The Night We Pretended the Bombs Were Fireworks
War came quietly. But we danced anyway.

The sirens started just after midnight.
We were on the rooftop — barefoot, cold beer in hand, wrapped in one blanket between us. The city stretched below like a quiet beast, blinking its sleepy lights at the stars. You rested your head on my shoulder, and I remember thinking, this is what peace must taste like — not in nations, but in moments.
Then came the low rumble.
Distant.
Familiar.
You looked up. “Fireworks?”
I hesitated. “Maybe.”
But we both knew they weren’t.
The war had been creeping closer for months.
Borders falling like dominos.
Cities blacking out.
Names disappearing from the news.
But here, in our corner of the world, we tried not to talk about it.
We lit candles when the power cut.
We made art out of ration boxes.
We held hands a little tighter.
Because if you name the fear, it grows teeth.
And we were tired of being afraid.
You always said you’d rather go laughing than hiding.
So that night, as the sky cracked open with sound, you pulled me to my feet and said, “Dance with me.”
I smiled. “There’s no music.”
“There’s always music,” you replied, placing my hand on your waist.
And so we danced.
Right there on the roof, with ash in the air and sirens in the wind.

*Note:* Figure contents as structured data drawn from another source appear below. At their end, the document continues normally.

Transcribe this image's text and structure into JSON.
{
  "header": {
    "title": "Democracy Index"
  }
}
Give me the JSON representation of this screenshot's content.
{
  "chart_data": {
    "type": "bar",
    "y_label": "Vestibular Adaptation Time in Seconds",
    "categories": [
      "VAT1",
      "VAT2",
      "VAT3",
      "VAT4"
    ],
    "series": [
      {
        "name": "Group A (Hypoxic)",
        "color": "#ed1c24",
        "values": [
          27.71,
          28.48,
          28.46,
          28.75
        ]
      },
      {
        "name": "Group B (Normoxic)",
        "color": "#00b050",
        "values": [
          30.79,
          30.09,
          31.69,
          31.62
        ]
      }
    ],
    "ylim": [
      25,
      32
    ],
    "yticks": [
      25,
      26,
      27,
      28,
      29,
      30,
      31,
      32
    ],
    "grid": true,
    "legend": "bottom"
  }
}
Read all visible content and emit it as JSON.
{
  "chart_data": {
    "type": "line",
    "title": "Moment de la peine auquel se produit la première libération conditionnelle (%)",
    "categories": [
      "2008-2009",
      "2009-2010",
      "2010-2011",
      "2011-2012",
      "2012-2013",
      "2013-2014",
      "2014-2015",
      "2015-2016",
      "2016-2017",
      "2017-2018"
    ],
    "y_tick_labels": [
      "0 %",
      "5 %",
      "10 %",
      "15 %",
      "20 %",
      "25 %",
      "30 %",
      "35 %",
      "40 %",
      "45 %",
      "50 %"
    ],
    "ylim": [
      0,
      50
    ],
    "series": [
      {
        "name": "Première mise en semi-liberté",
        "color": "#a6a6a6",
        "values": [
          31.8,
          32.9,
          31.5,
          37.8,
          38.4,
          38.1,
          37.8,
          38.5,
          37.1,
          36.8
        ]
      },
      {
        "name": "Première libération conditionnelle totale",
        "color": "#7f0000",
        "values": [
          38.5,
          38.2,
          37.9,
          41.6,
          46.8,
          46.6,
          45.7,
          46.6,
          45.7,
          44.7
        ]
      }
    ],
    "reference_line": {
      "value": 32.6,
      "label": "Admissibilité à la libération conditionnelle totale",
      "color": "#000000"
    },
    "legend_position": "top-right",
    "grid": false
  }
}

You spun beneath the bloom of fire in the sky — red, then gold, then red again.
The world was falling apart, and you were dancing in the middle of it.
God, I loved you for that.
Below us, the streets were empty.
Shadows moved between buildings.
Somewhere, a dog barked once and went silent.
But we stayed.
We stayed because running meant admitting it was real.
And for a few more minutes, we wanted to pretend it wasn’t.
The news had stopped broadcasting that morning.
The last image: a map bleeding at the edges.
The last words: “We urge you to stay indoors.”
But you refused.
“We were born inside walls,” you said. “I don’t want to die in them too.”
You brought the wine.
I brought the matches.
And together we lit every candle we owned.
Rooftop cathedral.
Two believers left in a dying world.
At 1:12 a.m., the explosions grew closer.
The glass in the buildings around us shimmered like water.
Your hair flew in the wind.
And still, you laughed.
“Do you remember your tenth birthday?” you asked.
I nodded. “You gave me a sparkler and set the backyard on fire.”
You grinned. “Best cake we ever roasted.”
I smiled, even as the ground trembled beneath us.
You didn’t cry.
Not once.
Not when the first tower collapsed in the distance.
Not when the power grid failed and the city became a graveyard of stars.
Not when the first piece of debris flew past like a comet.
You just held my hand.
Tight.
Like you were trying to memorize the shape of it.
At 2:04 a.m., we kissed.
Not out of panic, or desperation.
But slowly.
Deliberately.
Like a goodbye folded in silk.
I tasted ash on your lips.
Or maybe it was mine.
I remember you whispering, “We deserved more time.”
I didn’t know what to say.
So I just rested my forehead against yours and counted your breaths.
One.
Two.
Three.
The world was ending, but your breath was still steady.
And that meant something.
At 2:17, the sky turned white.
The kind of white that erases everything.
We didn’t look away.
We stared straight into it.
Not because we were brave.
But because we were too tired to be anything else.
The blast never came.
At least not then.
The sky dimmed.
The silence deepened.
And somewhere in that silence, we knew we had been spared—for now.
We sat back down, legs tangled beneath the blanket.
Your fingers found mine again.
Still warm.
Still real.
I turned to you.
“Next time,” I said, “let’s go to the sea.”
You smiled. “Even if the sea is on fire?”
“Especially then.”
At 3:03 a.m., the sky lit up once more.
But this time, there were no sirens.
No sounds.
Just silent bursts of red, orange, blue — like fireworks in a forgotten world.
I didn’t know if they were real.
Or if we were dreaming.
But you whispered, “Look.”
So I looked.
And I saw the reflection of that light in your eyes.
And I believed in it.
Some say the world ended that night.
Maybe it did.
But if it did, then let the history books write this:
We danced.
We laughed.
We held on when everything else let go.
And for one perfect hour,
we pretended the bombs were fireworks.